La sección 7ª de la Audiencia de Barcelona ha condenado a penas de hasta siete años de cárcel a cuatro agentes de los Mossos d’Esquadra por agredir y detener ilegalmente a un joven durante el toque de queda de 2020 y confeccionar un atestado falso para justificar su actuación irregular, según considera acreditado el tribunal en su sentencia.    

Los magistrados de la sección séptima han impuesto a dos agentes, entre ellos un cabo, siete años de cárcel y 12 años de inhabilitación por los delitos de lesiones, contra la integridad moral, detención ilegal, falsedad en documento oficial y denuncia falsa, al haberse inventado un atestado para justificar el arresto. Las penas para los otros dos mossos han sido inferiores: una de tres años y otra de un año de cárcel. 

Los hechos ocurrieron la noche del 13 de noviembre de 2020 en una calle de Ciutat Vella (Barcelona). De acuerdo con la acusación pública, el denunciante hizo un reproche a los agentes después de que estos les obligaran a pararse y a ponerse contra la pared, algo que molestó «sobremanera» al cabo, que de modo sorpresivo lo abofeteó y empujó contra la pared, hasta que le tiró al suelo. Una vez en el suelo, el joven empezó a gritar pidiendo auxilio, ante lo que los otros tres mossos acusados acudieron al lugar y, «sin motivo justificado», según la Fiscalía, apoyaron al cabo «sin efectuar objeción alguna» a su conducta y sin tratar de evitar su actuación.

Después, para justificar la detención, los acusados redactaron el atestado, donde «a sabiendas de lo incierto» de sus afirmaciones, atribuían al joven un delito de atentado por propinar una patada y hacer ademán de dar un cabezazo a uno de ellos, algo «que no sucedió en ningún momento», concluía el ministerio público.

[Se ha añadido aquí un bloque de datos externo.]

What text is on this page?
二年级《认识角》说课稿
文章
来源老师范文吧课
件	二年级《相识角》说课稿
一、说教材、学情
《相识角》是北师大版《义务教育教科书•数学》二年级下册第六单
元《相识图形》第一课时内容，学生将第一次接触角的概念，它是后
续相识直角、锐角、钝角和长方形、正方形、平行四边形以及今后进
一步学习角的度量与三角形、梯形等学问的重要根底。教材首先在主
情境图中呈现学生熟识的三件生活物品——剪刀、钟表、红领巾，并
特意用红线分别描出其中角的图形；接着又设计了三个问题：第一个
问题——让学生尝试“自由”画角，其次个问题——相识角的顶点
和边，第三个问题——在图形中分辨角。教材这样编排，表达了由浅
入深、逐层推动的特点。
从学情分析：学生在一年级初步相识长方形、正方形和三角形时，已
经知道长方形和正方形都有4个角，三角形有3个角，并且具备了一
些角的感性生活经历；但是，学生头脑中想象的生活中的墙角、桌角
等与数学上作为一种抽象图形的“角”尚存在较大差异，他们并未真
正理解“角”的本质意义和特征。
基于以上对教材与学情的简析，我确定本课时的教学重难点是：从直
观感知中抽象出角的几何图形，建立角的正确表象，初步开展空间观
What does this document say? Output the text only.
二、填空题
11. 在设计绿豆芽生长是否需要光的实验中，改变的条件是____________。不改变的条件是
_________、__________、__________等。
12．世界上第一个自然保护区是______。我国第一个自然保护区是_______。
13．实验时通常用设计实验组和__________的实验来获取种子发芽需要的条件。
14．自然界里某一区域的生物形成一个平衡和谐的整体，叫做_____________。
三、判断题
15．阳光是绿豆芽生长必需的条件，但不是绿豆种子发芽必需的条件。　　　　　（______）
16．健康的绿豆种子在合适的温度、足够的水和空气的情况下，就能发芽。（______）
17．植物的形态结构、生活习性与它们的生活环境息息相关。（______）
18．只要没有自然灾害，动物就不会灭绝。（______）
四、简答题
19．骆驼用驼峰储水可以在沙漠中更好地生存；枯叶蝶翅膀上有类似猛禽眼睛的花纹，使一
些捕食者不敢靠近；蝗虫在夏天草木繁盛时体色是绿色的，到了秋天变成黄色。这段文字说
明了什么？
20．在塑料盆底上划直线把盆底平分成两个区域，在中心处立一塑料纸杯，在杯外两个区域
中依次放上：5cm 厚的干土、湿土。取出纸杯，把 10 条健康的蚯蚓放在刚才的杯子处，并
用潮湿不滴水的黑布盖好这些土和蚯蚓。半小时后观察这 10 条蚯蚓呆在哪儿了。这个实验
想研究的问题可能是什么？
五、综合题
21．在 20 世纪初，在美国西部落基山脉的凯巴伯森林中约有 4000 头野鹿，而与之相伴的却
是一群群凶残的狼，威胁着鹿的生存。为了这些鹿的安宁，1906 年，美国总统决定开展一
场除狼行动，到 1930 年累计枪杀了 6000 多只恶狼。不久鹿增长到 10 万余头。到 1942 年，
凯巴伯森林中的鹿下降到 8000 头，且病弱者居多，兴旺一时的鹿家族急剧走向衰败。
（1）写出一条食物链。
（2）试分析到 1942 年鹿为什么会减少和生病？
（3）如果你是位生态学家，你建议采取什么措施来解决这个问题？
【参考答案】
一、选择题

Sobre un vídeo que una vecina grabó desde un balcón y sobre el que las defensas pidieron su impugnación, el tribunal ha afirmado que «no había sido manipulado» ni que tampoco se había roto la cadena de custodia, y ha afirmado que su contenido ha quedado contrastado por las testificales.

Los magistrados de la Audiencia consideran que en dicha situación, el uso de la fuerza empleada por uno de los agentes, con la connivencia del otro, fue «innecesario, excesivo y por lo tanto, desproporcionado», no habiendo necesidad de recurrir a ella, ni de detener al joven «porque no había cometido ningún delito».

Por su parte, la letrada de la organización dedicada a la defensa de los derechos humanos que ejerce la acusación popular, ha afirmado que ese vídeo ha sido «fundamental para la condena de los agentes».